Africa’s ‘API Economy’ Has A Lot To Offer Its Ecosystem But It’s Not Quite There Yet

Application Programming Interfaces (APIs) have become the lego blocks of today’s global tech machine. From Johannesburg to Moscow, developers and entrepreneurs are using APIs to connect ordinarily standalone services and solutions to provide better value to end users.

APIs are the things that allow software programs ‘talk’ to each other. They are what let you order an Uber from inside the Google Maps app, share an article on LinkedIn, use your banks’ USSD code, pay for a laptop you bought on Jumia using M-Pesa and share your Taxify trip details with your friend on WhatsApp. APIs, depending on what they are built for, can stand alone on their own and integrated with other services to improve them or offer a different dimension to that services’ offerings.

Today’s demand for data integration (we increasingly want to have all our data/information in one place) is driving companies, startups and entrepreneurs to break down software components into what is known as microservices. You can think of them as bricks (like USSD APIs, locations APIs, SMS APIs and so on), which can be added to other bricks to form a house (a full-blown service like .

This is where the ‘economy’ part comes in – because businesses are able to meet the needs of specific groups of customers without having to rebuild software by leveraging on APIs built by other businesses. Fascinating, right? The space is growing too: in 2006, there were fewer than 400 APIs available publicly. By 2016, there were more than 15K public APIs, 40 new ones were being made every week, Salesforce was generating 50% of its revenues via APIs, and 60% of eBay’s revenue at the time was also from APIs.

What does the API economy look like in Africa?

In Africa, with the exception of companies like Africa’s Talking, Flutterwave, M-Pesa and Paystack, the API game is ruled by the telcos who allow startups building mobile services connect their APIs in building new products. According to this 2016 GSMA report, the most useful local operator APIs for startups in Africa are messaging (SMS, USSD), billing (direct operator billing), mobile money, and location APIs.

While African telcos have the critical APIs which can help startups build better solutions, they have been known to not be the most forthcoming where their APIs are concerned. Entrepreneurs have complained about unfavorable terms and exorbitant charges/untenable revenue share models by telcos.

“On every ten naira made using my service, the operator takes seven naira leaving us with just three naira out of which we will still incur other expenses including royalties to owners of content being sold on our platform,” one startup founder told Ventureburn. “I would rather manage 3000 users that pay me fully than 100,000 potential users that I will only get 20% of earnings after struggling to agree to strenuous inconceivable conditions.”

There are exceptions to this though: Orange has opened its SMS API since 2015 (it’s available in 7 countries Orange operates in), Airtel Malawi’s operator billing API has been commercially available since 2016 and in Zambia, MTN partnered with BongoHive to provide developers access to its APIs. MTN Zambia is also one of the first MTN units to make their APIs publicly available.

What are the factors/elements enabling the African API economy?

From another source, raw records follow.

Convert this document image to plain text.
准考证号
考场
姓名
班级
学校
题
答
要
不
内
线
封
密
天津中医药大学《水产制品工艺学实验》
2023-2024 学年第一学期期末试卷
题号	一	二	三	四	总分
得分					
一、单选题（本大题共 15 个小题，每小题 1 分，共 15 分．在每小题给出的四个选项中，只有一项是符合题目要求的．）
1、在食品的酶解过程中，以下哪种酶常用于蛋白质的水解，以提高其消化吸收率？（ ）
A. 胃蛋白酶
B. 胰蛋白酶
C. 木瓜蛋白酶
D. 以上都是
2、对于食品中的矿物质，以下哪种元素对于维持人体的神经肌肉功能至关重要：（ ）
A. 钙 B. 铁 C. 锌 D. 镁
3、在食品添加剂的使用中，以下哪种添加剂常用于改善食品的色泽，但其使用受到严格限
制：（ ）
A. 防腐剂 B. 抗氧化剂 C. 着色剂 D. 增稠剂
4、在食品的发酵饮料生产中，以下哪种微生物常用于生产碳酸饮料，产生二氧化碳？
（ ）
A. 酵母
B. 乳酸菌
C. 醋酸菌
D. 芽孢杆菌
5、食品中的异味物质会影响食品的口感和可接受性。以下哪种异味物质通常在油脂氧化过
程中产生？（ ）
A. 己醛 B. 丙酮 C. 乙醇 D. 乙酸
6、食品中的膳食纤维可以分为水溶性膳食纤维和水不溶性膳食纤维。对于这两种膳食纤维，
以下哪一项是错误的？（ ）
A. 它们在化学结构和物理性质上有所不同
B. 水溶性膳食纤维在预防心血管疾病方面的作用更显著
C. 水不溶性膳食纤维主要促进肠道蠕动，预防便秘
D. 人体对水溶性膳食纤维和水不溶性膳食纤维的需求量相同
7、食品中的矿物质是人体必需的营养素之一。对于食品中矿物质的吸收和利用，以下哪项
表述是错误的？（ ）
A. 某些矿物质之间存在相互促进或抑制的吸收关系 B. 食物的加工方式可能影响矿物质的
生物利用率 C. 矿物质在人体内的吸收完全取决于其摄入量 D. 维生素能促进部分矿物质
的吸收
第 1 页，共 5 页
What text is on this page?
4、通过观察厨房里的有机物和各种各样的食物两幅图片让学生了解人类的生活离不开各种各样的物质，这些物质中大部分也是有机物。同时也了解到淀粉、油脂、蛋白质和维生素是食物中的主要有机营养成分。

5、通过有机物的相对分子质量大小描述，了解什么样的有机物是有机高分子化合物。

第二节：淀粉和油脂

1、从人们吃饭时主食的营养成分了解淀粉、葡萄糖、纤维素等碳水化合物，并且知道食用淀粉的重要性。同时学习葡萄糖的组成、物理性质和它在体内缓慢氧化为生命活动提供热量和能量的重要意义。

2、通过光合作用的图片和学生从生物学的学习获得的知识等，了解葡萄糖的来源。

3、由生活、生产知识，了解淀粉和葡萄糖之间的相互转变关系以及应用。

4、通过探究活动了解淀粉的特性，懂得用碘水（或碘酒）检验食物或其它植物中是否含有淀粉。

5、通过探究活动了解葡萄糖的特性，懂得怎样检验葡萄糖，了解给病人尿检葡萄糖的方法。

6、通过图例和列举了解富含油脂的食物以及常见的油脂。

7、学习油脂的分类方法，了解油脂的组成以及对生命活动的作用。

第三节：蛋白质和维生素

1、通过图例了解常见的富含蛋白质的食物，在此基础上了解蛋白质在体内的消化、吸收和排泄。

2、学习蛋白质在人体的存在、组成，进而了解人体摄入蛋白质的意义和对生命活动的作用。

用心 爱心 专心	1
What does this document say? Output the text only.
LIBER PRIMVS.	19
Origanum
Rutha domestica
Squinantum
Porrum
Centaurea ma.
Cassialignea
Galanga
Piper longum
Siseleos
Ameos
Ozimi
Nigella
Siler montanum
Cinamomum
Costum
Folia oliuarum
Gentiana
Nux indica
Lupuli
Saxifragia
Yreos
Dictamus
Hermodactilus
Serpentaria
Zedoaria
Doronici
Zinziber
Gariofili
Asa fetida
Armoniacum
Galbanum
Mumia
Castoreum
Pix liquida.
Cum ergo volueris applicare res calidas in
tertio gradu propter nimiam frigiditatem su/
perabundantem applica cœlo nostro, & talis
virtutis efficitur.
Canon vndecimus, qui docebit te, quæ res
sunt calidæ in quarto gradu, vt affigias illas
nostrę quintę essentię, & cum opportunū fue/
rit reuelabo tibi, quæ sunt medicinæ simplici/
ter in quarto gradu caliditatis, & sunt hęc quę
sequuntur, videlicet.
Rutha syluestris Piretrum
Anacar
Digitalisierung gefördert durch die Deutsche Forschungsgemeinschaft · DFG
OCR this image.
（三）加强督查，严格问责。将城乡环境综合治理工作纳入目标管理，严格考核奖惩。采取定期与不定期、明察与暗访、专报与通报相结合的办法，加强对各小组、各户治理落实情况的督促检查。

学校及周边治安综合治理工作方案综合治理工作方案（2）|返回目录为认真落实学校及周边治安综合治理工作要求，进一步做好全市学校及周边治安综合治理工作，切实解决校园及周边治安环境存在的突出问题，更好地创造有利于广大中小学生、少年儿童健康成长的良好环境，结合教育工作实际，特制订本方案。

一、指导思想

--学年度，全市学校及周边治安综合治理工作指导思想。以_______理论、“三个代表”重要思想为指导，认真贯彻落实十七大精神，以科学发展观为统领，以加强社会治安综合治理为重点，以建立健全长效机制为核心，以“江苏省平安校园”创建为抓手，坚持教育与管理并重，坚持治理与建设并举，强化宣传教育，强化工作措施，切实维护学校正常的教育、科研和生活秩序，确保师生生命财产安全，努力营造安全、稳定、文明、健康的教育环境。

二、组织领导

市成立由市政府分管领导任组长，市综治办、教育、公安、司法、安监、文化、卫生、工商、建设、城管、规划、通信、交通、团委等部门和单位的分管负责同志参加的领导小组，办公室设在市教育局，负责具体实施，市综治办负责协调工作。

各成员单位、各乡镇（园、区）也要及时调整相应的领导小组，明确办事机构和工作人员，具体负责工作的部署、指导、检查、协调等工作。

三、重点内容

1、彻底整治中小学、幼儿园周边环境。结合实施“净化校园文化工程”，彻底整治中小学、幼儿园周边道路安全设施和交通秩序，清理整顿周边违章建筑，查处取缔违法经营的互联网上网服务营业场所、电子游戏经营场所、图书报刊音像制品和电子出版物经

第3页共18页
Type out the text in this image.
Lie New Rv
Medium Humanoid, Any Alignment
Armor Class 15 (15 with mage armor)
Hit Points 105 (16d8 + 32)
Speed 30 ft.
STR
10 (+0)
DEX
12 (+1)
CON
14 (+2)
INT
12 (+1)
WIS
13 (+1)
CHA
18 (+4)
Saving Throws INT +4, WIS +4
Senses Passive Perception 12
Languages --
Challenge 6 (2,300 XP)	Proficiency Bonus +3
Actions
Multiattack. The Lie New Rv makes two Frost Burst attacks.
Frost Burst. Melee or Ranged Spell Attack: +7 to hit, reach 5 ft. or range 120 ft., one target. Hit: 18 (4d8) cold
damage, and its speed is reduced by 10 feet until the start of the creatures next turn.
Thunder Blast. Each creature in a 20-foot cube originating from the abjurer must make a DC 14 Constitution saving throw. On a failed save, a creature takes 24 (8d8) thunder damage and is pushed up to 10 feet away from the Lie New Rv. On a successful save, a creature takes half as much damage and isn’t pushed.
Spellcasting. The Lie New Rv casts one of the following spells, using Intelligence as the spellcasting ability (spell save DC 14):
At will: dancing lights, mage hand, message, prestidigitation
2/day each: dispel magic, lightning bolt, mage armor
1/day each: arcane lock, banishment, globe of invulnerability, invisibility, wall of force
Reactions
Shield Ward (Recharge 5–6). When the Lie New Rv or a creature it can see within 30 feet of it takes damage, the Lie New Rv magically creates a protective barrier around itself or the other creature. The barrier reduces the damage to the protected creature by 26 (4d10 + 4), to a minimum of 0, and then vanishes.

In a sense, the biggest enablers of the African API economy are also the biggest hurdles it faces.  

Growing mobile broadband and phone penetration rates on the continent means the market size keeps increasing at the bottom of the pyramid. However, smartphone penetration is still low (compared to other parts of the world) which means the upper segment of the market is yet to be unlocked.

This means startups can access new end consumers by leveraging on SMS, USSD, direct operator billing, mobile money, and location APIs to provide better value/service to them. On the other hand, founders and companies building solutions cannot build APIs because there isn’t a big enough market to fully maximise capabilities of said APIs.

Investment is also another huge enabler of the African API economy. API firm Africa’s Talking recently raised $8.6 million dollars while startups like Paystack ($1.3 milion), Flutterwave ($10 million) and TravelStart ($40 million) have all raised significant funding. This shows that investors are aware of the opportunities within the space.

How does Africa go from here to an API-rich economy?

It will take a lot of work and collaboration to make it happen. As it stands, telcos need to collaborate more with startups to deliver more value to end users. I say telcos because they are the ones with the wherewithal, access and financial capabilities to lead the charge.

Telcos need to partner with startups for innovation instead of competing with startups by offering services that are similar to what startups are offering. Beyond that startups, telcos and other players in the ecosystem need to work together to make APIs public which will create a cascading effect leading to new revenue streams.

For now the African API economy is still in its formative stages but it holds immense potential – for consumers and the tech ecosystem as a whole. We’ll be keeping an eye on interesting developments in the space.